Однако первое мое сольное выступление случилось задолго до нашего знакомства с ней. Это произошло в нашем городке, в зале, где обычно играли начинающие местные группы, так что для неподзвученного классического инструмента акустика там была отвратительная. Я играла виолончельное соло из «Танца феи Драже» Чайковского.

Стоя за сценой и слушая, как другие дети исполняют свои пьесы на визгливых скрипочках и громыхающем пианино, я чуть не сбежала с перепугу. Я выскочила в служебную дверь и скорчилась на крыльце снаружи, бешено дыша себе в ладони. Мой учитель–студент не на шутку испугался и послал розыскную партию.
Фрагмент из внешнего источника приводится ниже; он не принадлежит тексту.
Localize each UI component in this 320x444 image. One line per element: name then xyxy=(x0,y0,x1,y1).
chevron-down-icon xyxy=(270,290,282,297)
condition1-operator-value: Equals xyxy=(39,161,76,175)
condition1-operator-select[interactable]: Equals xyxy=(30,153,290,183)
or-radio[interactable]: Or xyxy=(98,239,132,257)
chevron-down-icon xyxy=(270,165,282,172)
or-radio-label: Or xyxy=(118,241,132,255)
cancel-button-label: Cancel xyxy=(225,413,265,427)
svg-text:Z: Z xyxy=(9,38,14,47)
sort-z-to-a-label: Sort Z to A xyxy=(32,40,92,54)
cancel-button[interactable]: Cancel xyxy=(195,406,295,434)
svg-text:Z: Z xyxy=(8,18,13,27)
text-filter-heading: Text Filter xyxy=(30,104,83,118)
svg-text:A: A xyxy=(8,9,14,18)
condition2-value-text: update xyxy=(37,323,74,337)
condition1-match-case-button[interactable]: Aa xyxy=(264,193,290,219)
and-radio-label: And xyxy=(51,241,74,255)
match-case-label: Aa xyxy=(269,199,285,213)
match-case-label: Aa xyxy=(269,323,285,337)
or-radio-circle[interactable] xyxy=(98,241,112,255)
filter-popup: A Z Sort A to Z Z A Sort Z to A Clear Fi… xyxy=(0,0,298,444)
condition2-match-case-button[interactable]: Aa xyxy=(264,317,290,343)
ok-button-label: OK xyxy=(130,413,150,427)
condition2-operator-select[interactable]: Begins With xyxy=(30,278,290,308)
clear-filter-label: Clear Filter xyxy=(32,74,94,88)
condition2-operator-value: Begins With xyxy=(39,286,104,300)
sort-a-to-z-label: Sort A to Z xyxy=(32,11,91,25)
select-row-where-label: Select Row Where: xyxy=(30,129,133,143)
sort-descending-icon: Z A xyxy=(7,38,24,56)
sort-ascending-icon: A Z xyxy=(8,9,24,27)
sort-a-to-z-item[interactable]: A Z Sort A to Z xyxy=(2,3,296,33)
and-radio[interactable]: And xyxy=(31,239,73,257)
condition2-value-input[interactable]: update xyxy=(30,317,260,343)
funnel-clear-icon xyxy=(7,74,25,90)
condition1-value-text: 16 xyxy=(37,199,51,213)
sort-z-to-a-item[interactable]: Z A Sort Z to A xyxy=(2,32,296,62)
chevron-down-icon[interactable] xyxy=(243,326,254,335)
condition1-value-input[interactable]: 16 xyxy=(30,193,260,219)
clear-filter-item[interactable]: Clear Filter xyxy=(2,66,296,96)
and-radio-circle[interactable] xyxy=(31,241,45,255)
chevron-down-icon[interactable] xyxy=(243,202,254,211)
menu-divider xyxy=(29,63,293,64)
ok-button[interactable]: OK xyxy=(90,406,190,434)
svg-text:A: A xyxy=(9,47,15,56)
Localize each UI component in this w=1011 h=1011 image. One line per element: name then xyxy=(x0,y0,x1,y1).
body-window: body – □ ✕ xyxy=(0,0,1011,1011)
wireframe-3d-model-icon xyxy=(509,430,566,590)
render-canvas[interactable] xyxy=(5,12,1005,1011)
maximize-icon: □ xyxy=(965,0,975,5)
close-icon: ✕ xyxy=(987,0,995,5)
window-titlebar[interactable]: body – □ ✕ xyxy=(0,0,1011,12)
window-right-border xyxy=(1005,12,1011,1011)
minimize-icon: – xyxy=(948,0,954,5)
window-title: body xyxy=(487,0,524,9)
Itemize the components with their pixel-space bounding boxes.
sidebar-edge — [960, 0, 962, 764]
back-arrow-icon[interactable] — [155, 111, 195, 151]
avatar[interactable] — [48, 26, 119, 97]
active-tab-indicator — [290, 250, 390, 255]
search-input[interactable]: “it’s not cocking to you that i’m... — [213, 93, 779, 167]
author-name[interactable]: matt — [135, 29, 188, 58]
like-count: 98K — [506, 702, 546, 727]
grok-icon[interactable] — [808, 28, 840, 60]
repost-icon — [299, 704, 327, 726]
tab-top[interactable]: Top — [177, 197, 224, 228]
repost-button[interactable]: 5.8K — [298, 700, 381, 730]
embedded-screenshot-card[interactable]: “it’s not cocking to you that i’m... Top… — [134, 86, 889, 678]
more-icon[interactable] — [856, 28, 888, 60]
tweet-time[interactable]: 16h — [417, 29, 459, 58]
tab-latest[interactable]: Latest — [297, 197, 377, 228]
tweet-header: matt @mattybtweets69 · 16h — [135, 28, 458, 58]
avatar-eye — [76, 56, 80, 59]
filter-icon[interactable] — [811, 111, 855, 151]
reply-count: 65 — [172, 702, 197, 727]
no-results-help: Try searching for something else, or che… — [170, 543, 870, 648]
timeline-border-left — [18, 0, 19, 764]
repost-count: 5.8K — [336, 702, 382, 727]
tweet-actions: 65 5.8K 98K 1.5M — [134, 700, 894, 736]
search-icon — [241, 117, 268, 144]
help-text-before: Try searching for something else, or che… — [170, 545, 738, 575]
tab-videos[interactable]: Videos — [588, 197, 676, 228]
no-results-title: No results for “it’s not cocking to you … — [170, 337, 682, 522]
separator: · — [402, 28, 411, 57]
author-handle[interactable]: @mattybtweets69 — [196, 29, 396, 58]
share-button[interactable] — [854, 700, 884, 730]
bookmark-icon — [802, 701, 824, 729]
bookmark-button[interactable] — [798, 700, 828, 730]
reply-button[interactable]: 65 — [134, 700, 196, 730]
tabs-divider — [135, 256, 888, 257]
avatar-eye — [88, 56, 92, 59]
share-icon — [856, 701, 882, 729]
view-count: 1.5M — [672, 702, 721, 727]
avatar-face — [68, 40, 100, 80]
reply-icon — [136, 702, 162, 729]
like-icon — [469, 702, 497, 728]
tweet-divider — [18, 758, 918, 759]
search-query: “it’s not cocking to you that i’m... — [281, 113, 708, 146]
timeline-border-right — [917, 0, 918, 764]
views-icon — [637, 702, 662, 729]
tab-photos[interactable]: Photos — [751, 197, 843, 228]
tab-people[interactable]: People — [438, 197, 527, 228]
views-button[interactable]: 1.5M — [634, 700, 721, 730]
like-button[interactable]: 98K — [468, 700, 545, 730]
Нашел меня папа. Он тогда еще только начинал преображаться из битника в консерватора, так что на нем был старомодный костюм с кожаным поясом в заклепках и черные низкие сапоги.

— Ты тут как, Мия–вот–те–на, нормально? — спросил он, садясь рядом со мной на ступеньки.

Я помотала головой, слишком пристыженная, чтобы говорить.

— А что такое?

— Я не могу, — разрыдалась я.

Папа вскинул лохматые брови и вперил в меня серо–голубые глаза. Я почувствовала себя каким–то чужестранным животным неведомой породы, которое изучают и пытаются понять. Сам–то папа всю жизнь выступал со всякими группами. Наверняка у него никогда не бывало такой ерунды, как страх сцены.

— Ну, это было бы обидно, — сказал папа, — У меня для тебя роскошный концертный пода–рок, куда лучше цветов.

— Отдай его кому–нибудь другому. Я не могу выйти туда. Я не такая, как вы с мамой или даже Тедди.

Тедди к тому моменту едва исполнилось полгода, но уже стало ясно, что в нем больше огня и энергии, чем когда–либо будет во мне. И конечно же, он был белокурым и голубоглазым — да и в любом случае, родился он в родильном центре, а не в больнице, так что его уж никак не могли перепутать.

— И то верно, — задумчиво пробормотал папа, — Когда Тедди закатил свой первый концерт на губной гармошке, он был спокоен как удав. Просто чудо какое–то.

Я засмеялась сквозь слезы. Папа мягко обнял меня за плечи.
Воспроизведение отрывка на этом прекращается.